ここのところ、仕事では、解析業務が一段落して、論文などを書いている。平行して、ある学会の委員会の報告書も書いてる(締め切りはとっくに過ぎているが・・・)。ここんトコ一ヶ月くらい、やたらと文章を書いている。

こんな論文やら報告書やらを書く際には、関連する分野の他の研究者や技術者の書いた文章も読まなければならない。だから、一日中、小難しい文章に晒されている。

んなモンで、仕事以外での読書では、簡単な文章の本、気楽な内容の本が読みたい。それにはエッセイが良い。

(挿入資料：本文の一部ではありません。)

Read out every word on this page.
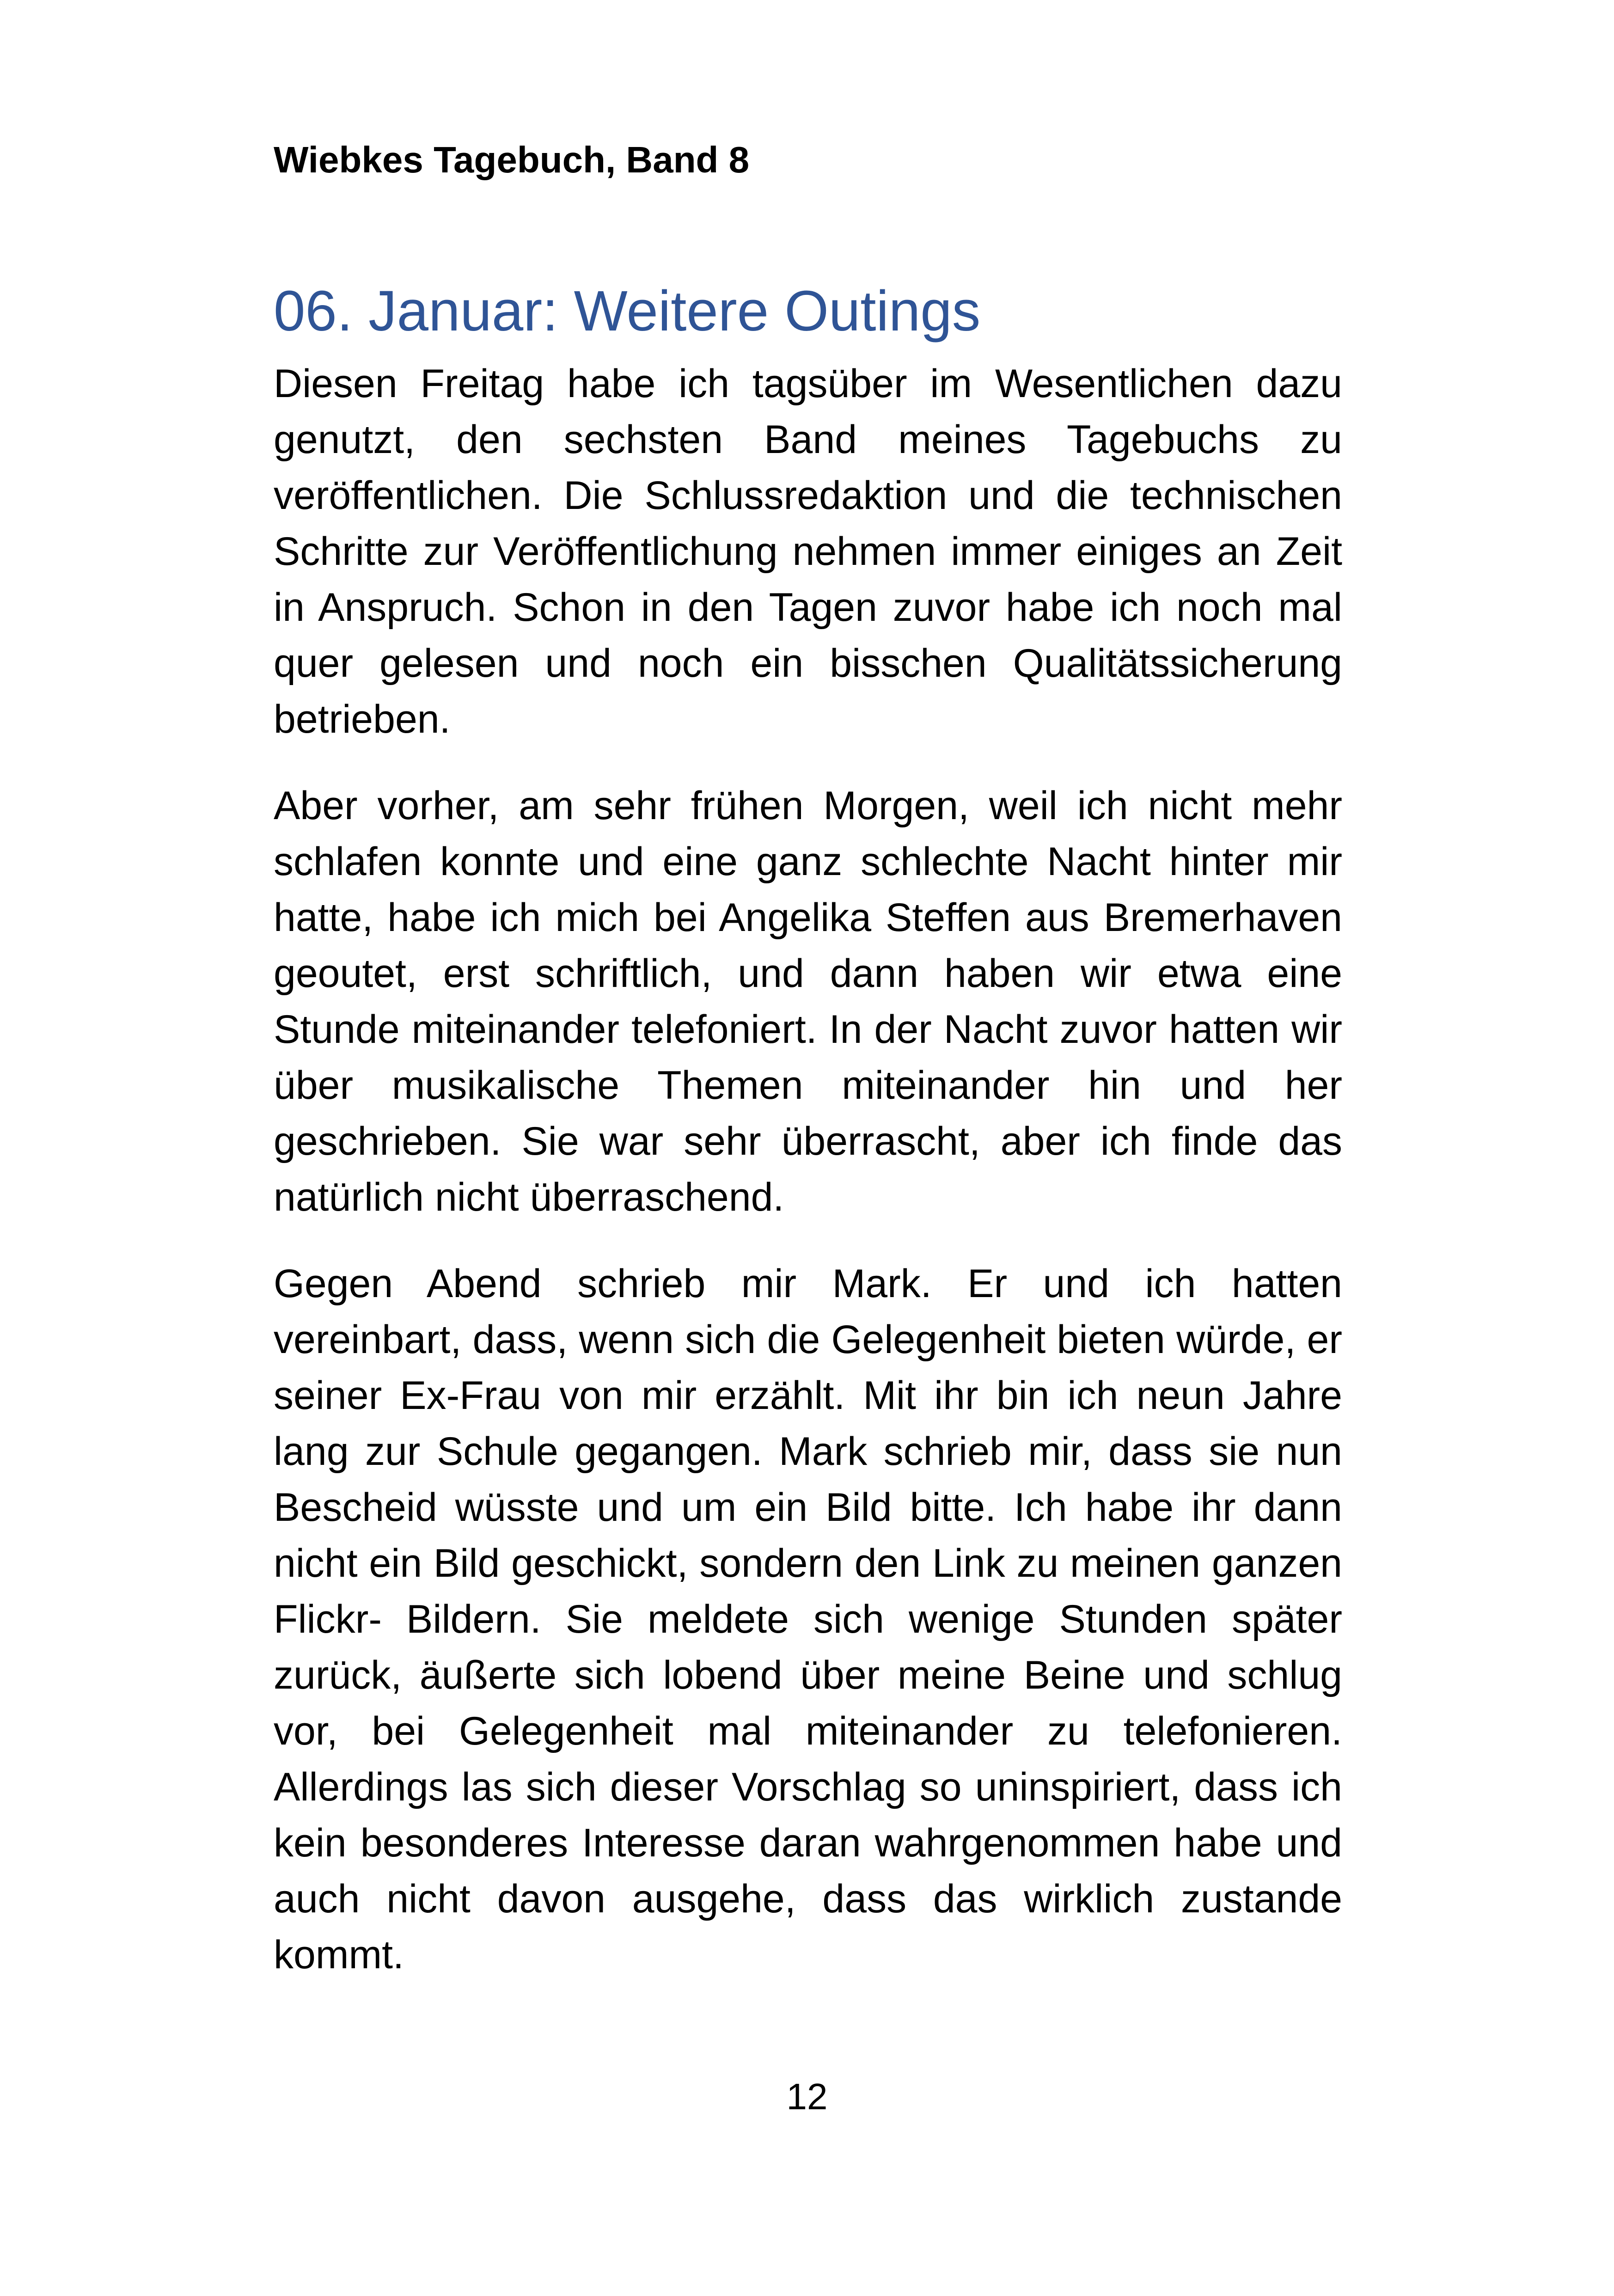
Wiebkes Tagebuch, Band 8
06. Januar: Weitere Outings

Diesen Freitag habe ich tagsüber im Wesentlichen dazu genutzt, den sechsten Band meines Tagebuchs zu veröffentlichen. Die Schlussredaktion und die technischen Schritte zur Veröffentlichung nehmen immer einiges an Zeit in Anspruch. Schon in den Tagen zuvor habe ich noch mal quer gelesen und noch ein bisschen Qualitätssicherung betrieben.

Aber vorher, am sehr frühen Morgen, weil ich nicht mehr schlafen konnte und eine ganz schlechte Nacht hinter mir hatte, habe ich mich bei Angelika Steffen aus Bremerhaven geoutet, erst schriftlich, und dann haben wir etwa eine Stunde miteinander telefoniert. In der Nacht zuvor hatten wir über musikalische Themen miteinander hin und her geschrieben. Sie war sehr überrascht, aber ich finde das natürlich nicht überraschend.

Gegen Abend schrieb mir Mark. Er und ich hatten vereinbart, dass, wenn sich die Gelegenheit bieten würde, er seiner Ex-Frau von mir erzählt. Mit ihr bin ich neun Jahre lang zur Schule gegangen. Mark schrieb mir, dass sie nun Bescheid wüsste und um ein Bild bitte. Ich habe ihr dann nicht ein Bild geschickt, sondern den Link zu meinen ganzen Flickr- Bildern. Sie meldete sich wenige Stunden später zurück, äußerte sich lobend über meine Beine und schlug vor, bei Gelegenheit mal miteinander zu telefonieren. Allerdings las sich dieser Vorschlag so uninspiriert, dass ich kein besonderes Interesse daran wahrgenommen habe und auch nicht davon ausgehe, dass das wirklich zustande kommt.

12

ここ何日かの記事で、エッセイ本ばかりを紹介しているのも、こういった状況だからです。

で、今日もエッセイ。「ブ」の105円本。


エッセイってのは、簡単な日常語で、気楽な内容の物言いをすることが多いけど、だからといってまったく読者の感情に訴えるものが無いかというとそんなことはない。今までの自分では気付かないことに気付かせてくれたり、驚きだったり、共感だったり、反感だったり、読んでいると所々にそんなモンが湧き上がってきて、普段では表に上がってこない自分の感情を浮かび上がらせてくれたりする訳だ。そんなことを起こさせてくれる文章に出くわすのがエッセイを読む醍醐味だったりする。


しかし、この本にはそういったことがまったく無かった。

この本、最後の方は、もう、ほんとに流し読みした。2/3程度まではチャンと一文字一文字追って読んでいたんだけど、書いてあることが、まったくもって普通のことばかりで、ありきたりの感情や考えが述べられているだけ。常人があまり持つことの無い、著者独自の感性が発揮されているトコ、私などが気付かないような驚きや意外性のあるコト、アホらしいご託宣、などがついぞ見られない内容だった。少しも、ビビッ!と来るところがなかった。


まったく記憶に残らない内容・・・、今の私にはうってつけの本だったのかもしれない。ア~ア!